函館市/函館市地域史料アーカイブ

戸井町史

第二章 戸井町の沿革

第八節 行政区画と行政の変遷

 寛政十一年(一七九九)に、幕府はロシヤの南侵に備えるため、松前領の東蝦夷地を幕府の直轄とし、道路の開削(かいさく)をし、沿岸の防備を固めることにした。
 幕府は直轄直後、松前藩のつくった場所請負制度を廃し、場所毎に宿所を設け、始めはこれを会所と称していたが後には旧運上屋だけを会所と称し、宿所を旅宿又は通行屋と称した。この時小安と戸井の運上屋はそのままの建物を会所とした。
 会所や通行屋には番人をおき、人馬や船の継立てのことを行い、急ぎの場合は早走、早馬、早船などの御用をつとめ、番人の外、蝦夷をも人足(にんそく)として使った。
 八王子千人同心隊が蝦夷地警備のために渡島したのはこの時代である。
 会所時代は寛政十一年(一七九九)から明治十一年(一八七八)に戸長役場がおかれるまでの間で、約八十年間続いたのである。

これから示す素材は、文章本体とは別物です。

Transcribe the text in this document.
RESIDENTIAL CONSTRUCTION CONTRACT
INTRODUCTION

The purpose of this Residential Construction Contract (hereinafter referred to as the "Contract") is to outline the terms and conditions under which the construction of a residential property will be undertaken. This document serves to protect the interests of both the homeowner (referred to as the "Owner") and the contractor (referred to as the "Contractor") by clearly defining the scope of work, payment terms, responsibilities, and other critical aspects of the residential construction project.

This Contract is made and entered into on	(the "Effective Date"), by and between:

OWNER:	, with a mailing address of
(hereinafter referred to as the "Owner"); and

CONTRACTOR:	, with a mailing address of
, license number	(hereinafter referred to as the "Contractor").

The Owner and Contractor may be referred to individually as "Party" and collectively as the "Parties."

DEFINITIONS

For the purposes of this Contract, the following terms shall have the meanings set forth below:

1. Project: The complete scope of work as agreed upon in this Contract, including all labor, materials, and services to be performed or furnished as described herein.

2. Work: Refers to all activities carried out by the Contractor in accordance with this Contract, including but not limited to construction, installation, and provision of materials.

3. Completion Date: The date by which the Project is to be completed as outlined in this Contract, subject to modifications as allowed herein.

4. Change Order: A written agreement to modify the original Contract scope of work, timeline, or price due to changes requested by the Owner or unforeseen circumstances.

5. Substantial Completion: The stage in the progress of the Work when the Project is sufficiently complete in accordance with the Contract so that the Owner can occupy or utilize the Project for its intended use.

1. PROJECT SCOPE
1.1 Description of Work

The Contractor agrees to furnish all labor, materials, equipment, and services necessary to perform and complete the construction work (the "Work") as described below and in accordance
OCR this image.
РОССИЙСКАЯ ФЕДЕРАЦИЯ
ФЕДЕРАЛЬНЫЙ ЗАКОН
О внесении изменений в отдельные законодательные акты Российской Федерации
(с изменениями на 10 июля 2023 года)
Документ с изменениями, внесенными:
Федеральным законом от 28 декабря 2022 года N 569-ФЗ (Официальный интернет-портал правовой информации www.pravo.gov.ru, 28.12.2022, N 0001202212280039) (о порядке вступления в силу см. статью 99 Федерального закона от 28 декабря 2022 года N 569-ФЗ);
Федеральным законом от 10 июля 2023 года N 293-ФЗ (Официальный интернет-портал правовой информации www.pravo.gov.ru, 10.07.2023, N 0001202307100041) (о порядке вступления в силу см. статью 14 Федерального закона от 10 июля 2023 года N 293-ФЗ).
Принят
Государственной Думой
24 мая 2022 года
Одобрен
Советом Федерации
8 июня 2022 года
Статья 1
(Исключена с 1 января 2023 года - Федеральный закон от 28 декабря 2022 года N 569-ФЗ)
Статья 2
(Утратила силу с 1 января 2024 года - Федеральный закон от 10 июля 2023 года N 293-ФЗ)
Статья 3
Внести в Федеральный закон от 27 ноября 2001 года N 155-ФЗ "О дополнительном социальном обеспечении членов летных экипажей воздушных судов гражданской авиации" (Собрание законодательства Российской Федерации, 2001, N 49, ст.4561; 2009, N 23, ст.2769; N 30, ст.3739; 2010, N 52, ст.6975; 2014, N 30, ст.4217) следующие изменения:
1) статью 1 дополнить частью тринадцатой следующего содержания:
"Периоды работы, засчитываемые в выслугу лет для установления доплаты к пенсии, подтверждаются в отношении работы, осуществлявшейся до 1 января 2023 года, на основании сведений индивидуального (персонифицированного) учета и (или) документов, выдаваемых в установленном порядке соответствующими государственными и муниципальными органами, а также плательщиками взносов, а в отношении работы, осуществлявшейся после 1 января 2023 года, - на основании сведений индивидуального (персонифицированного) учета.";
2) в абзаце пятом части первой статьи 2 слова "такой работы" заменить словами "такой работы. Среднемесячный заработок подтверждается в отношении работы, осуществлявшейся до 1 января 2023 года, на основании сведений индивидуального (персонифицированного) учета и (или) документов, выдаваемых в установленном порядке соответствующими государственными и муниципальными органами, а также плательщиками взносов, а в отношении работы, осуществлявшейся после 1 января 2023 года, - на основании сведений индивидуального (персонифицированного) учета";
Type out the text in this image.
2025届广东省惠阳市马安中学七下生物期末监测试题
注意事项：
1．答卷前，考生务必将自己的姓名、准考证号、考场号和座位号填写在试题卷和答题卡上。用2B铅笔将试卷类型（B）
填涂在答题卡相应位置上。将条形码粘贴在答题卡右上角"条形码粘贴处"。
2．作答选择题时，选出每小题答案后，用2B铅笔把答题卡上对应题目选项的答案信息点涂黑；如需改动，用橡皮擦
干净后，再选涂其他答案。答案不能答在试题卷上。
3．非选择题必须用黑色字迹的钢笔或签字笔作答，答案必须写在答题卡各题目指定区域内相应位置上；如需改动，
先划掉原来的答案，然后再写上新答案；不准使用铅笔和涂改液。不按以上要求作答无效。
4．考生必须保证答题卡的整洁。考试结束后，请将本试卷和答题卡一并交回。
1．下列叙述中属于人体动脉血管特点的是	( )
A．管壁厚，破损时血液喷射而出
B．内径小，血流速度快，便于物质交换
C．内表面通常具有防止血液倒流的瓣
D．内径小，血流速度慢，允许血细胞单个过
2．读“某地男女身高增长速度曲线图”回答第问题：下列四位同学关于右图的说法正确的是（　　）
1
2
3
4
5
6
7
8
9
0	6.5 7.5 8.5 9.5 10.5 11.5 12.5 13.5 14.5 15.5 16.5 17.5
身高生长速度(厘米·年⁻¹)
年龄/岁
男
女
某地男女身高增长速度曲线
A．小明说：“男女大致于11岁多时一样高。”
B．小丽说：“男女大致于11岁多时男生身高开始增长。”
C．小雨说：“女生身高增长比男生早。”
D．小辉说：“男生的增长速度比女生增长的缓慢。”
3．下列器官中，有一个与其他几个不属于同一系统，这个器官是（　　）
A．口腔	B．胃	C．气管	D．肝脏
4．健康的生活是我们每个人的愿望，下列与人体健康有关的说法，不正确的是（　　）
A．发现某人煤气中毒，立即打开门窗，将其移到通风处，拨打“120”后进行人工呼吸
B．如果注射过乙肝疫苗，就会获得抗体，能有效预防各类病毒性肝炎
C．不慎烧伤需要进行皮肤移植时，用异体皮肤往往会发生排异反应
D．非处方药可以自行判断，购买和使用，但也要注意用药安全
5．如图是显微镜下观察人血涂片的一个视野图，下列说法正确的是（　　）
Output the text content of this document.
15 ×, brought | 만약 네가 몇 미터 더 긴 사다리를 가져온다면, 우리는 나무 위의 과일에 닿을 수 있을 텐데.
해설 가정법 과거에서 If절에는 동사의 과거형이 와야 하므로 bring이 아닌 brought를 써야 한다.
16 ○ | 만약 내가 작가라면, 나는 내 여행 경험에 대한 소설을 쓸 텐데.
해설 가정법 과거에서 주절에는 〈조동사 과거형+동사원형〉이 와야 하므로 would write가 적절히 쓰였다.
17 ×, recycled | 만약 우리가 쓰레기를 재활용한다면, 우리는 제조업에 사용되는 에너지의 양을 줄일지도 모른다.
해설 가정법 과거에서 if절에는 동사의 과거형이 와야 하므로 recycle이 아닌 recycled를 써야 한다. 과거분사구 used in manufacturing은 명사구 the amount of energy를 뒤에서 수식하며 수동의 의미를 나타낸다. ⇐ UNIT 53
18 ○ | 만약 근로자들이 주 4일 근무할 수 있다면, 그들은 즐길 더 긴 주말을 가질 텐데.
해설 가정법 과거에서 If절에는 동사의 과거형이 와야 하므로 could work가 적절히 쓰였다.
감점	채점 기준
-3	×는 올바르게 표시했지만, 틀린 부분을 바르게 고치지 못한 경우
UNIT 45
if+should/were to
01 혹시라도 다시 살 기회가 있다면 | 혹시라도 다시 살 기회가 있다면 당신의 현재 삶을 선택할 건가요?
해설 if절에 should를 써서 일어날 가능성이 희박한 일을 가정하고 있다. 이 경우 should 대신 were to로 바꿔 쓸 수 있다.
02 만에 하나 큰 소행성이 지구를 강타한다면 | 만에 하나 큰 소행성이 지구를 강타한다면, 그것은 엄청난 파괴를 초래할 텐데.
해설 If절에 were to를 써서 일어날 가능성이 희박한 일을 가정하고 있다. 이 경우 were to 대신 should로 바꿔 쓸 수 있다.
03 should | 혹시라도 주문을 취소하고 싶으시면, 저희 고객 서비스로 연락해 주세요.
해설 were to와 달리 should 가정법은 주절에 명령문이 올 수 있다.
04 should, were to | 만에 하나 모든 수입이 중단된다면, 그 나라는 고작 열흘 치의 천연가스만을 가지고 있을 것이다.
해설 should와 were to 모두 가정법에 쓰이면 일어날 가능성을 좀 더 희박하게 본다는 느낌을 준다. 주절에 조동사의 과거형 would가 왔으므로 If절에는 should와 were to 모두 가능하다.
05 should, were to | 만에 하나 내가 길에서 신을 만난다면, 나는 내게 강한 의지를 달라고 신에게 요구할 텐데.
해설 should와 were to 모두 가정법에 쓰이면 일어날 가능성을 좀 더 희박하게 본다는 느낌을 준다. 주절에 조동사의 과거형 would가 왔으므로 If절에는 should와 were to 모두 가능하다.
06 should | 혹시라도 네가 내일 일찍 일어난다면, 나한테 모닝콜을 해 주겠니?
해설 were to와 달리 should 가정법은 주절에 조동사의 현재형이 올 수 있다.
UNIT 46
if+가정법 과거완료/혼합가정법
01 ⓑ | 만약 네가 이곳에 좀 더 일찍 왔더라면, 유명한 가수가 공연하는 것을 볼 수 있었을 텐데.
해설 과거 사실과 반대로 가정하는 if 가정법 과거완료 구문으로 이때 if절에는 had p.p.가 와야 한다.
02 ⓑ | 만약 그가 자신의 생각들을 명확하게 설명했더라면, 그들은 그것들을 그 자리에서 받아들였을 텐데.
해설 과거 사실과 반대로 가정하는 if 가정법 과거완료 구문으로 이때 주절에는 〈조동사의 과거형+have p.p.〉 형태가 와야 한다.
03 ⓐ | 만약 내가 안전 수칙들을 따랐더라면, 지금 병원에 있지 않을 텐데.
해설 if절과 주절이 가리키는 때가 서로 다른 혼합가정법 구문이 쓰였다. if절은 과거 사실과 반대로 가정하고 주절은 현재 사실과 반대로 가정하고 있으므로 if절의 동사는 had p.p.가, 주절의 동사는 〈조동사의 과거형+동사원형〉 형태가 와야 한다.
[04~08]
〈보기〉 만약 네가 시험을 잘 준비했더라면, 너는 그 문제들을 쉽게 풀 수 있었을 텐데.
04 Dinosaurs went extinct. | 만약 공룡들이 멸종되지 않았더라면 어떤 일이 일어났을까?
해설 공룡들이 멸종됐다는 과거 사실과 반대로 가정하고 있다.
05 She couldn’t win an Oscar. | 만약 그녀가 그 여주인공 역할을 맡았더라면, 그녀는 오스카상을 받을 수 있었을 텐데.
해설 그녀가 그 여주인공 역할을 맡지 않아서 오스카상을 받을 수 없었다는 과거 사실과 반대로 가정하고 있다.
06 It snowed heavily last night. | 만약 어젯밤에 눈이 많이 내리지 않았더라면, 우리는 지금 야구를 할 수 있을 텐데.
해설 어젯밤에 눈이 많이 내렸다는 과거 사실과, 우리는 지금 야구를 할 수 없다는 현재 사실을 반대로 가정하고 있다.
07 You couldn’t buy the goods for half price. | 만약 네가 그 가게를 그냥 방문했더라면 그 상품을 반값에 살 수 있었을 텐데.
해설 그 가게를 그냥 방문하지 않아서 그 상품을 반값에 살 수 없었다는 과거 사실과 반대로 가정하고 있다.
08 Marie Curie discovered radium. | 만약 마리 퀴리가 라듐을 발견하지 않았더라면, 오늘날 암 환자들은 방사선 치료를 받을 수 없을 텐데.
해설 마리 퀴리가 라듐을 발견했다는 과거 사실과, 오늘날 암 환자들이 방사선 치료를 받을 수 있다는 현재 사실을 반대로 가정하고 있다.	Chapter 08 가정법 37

東蝦夷地の六ケ場所にも和人の移住者が増加したので幕府は小安、戸井を含めた六ケ場所を「村並」とし、和人地蝦夷地の境界を山越内に移し、ここに関所を設けた。

戸井会所跡(〓谷藤家のところ)

 会所時代の村役人は嘉永時代までは頭取、小頭、百姓代などと称していたが、それ以後明治十一年に戸長役場になるまでは名主、年寄、百姓代と称した。
 会所時代の戸井の村役人を神社の棟札で調べて見ると、
 
  ○文政六年(一八二三)戸井村頭取・石田半治郎、小頭藤七、同・鎌歌与八
  ○天保二年(一八三二)八月神直日、戸井頭取(とうどり)・米松、同小頭・庄兵衛、原木、小頭・庄右衛門、鎌歌小頭・与八
  ○天保十二年(一八四一)九月四日、戸井村頭取・藤七、小頭・弁吉
  ○嘉永元年(一八四八)八月十二日、戸井村頭取・藤七、小頭・文吉、鎌歌小頭・辰五郎、百姓代・藤五郎、世話人・音松
  ○元治元年(一八六四)七月二十八日、戸井村名主・六助、年寄・文吉
  ○慶応元年(一八六五)八月、戸井村名主・六助、年寄・文吉、百姓代・忠吉
  ○慶応三年(一八六七)八月十六日、戸井村名主・助、年寄・文吉、百姓代・忠吉
  ○明治六年(一八七三)九月七日、小安名主・藤吉、年寄・源右衛門、百姓代・権八、組合頭・平内、同・久五郎、若者頭・福治郎、
 
 以上頭取、小頭時代と、名主、年寄、百姓代時代のものがある。明治時代以前の棟札が保存されているのは、宮川神社だけで、創建の古い小安八幡神社始め他の神社の棟札は明治以後のものよりないことは誠に残念なことである。記録のない町村の歴史を調べる根本資料の一つは神社の棟札である。
 明治以前の棟札には、民百姓に姓(○)を許されなかった時代であったので、頭取、名主なども名(○)だけであるが、その子孫のわかる名も若干ある。
 会所時代の村役人は、松前藩や幕府の指示、命令を受けてもろもろの村行政を司(つかさ)どっていたのである。
 慶応四年(一八六八)四月十二日に設置された箱館裁判所を、明治元年(一八六八)七月十七日に箱館府と改称し、明治二年七月八日に開拓使が設置され、九月二十六日(旧暦)蝦夷地を改めて北海道とし、十一国、八十六郡に分けた。
 戸井村と小安村は、渡島茅部郡に属した。
 開拓使庁は東京においていたが、明治二年(一八六九)九月三十日、開拓使出張所を函館においた。
 明治三年(一八七〇)十月九日、東京の開拓使庁を廃止し、函館の出張所を本庁としたが、翌明治四年(一八七一)五月、本庁を函館から札幌に移転し、函館と根室に支庁をおいた。戸井村と小安村は函館支庁の管轄になった。
 明治五年(一八七二)全道を六つに分け、札幌支庁を本庁とし、函館、根室宗谷、浦河、樺太の五支庁を設け、維新後青森県に属していた福島、津軽、尓志(にし)、檜山の四郡を開拓使の管轄とした。
 開拓使になってからも、戸井村、小安村は会所時代が続き、明治十一年(一八七八)に、戸長役場がおかれるようになってから会所が廃止された。